Eversource Energy heads into its May 1 Q1 results with short sellers retreating sharply and options traders taking a more cautious stance — a split signal for a utility navigating a crowded bear narrative.
The most notable positioning move is in short interest. Bears pulled back hard on April 24, with SI % of Free Float dropping to 2.16% from 2.48% the day prior — a single-session fall of nearly 13%. That reversal trimmed what had been a steady climb through March and early April, when short interest rose roughly 20% over the month. Borrow conditions offer no friction to new shorts: cost to borrow is essentially negligible at 0.38%, and utilization is just 2% against a 52-week high of 4.95%. Anyone wanting to press the bear case can do so cheaply.
Options, however, moved in the opposite direction. The put/call ratio jumped to 0.32 on April 27 — more than two standard deviations above its 20-day mean of 0.18. That is a notable spike for a stock whose PCR has hugged very low levels throughout April, suggesting a late burst of demand for downside protection ahead of the earnings release. Days to cover stand at just over four days (per FINRA data), so the options signal, not the short book, is carrying most of the hedging weight into the print.
The debate around Eversource is well-defined. Bulls point to the stock's resilience — up about 1.7% over the past month to $68.72 — and a dividend score in the 88th percentile, reflecting the stock's income appeal for utility investors. Wells Fargo kept its Overweight rating while trimming its target to $74, and BofA maintained a Buy even after cutting to $73. The mean consensus target of $72.33 implies roughly 5% upside from current levels. Bears have the louder recent voice: Seaport Global downgraded to Neutral on April 20, and Scotiabank lowered its target to $63 while keeping an Underperform. The core concern is structural — regulatory pressure on transmission ROEs, potential refunds of approximately $880 million, offshore wind cost overruns, and the need for additional equity issuance are all on the table. JP Morgan, which holds an Underweight, raised its target to $75 in March — a sign that even the bears see limited downside at these levels.

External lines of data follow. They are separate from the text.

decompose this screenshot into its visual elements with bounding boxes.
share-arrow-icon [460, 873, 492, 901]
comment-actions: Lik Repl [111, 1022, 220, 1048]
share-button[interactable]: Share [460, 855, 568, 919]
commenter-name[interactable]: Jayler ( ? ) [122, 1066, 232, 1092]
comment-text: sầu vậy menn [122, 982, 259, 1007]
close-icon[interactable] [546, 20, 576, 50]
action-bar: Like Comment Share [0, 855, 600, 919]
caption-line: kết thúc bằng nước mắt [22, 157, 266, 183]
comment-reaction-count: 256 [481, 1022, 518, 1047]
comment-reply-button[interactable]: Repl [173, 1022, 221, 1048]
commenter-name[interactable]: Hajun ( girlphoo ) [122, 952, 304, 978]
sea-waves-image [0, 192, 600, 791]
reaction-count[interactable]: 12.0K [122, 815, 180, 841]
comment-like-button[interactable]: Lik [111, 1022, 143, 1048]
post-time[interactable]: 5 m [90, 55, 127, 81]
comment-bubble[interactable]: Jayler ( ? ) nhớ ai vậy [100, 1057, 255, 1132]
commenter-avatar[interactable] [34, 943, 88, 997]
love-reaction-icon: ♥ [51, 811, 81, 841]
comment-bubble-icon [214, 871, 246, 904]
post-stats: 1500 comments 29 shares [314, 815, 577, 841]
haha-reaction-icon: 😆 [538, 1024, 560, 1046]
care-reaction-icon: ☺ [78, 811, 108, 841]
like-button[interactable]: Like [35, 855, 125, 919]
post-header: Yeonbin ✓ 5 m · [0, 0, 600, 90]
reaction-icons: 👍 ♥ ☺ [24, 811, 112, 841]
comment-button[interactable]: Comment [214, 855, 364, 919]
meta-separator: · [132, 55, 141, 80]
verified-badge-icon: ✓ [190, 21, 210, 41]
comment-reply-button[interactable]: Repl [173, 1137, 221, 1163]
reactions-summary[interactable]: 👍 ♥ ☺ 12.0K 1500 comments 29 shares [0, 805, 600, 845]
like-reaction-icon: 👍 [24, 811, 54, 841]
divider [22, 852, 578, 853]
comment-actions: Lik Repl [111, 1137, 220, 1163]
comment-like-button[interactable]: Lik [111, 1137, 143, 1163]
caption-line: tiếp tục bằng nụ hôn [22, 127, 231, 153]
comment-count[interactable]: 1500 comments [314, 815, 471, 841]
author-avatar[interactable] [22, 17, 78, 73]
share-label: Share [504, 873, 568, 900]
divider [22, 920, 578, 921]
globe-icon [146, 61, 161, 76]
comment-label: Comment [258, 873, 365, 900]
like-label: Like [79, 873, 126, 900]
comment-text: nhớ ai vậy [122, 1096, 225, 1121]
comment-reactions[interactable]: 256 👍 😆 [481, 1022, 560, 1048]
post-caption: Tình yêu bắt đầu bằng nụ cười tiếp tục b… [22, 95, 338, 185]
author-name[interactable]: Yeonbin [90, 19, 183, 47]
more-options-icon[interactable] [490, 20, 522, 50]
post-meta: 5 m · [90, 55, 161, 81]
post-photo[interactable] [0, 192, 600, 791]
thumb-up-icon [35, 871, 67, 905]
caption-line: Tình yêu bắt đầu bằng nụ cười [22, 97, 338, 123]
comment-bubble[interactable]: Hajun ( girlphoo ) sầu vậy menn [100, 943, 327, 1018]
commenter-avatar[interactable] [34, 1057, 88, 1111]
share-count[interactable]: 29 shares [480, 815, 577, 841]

ES has a constructive recent earnings history to lean on. The last three prints each produced a positive one-day move, ranging from roughly 1.5% to 4.5%, with five-day returns running in the same direction. Closest peers PPL, SO, and XEL are all mildly lower on the week, ranging from -0.7% to -2.4%, while Eversource has barely moved — a relative resilience that keeps the setup less pressured than its utility peers. Thursday's print is ultimately a test of whether management can offer credible clarity on the transmission ROE dispute, the Aquarion sale progress, and a capital plan that satisfies a market still wary of equity dilution.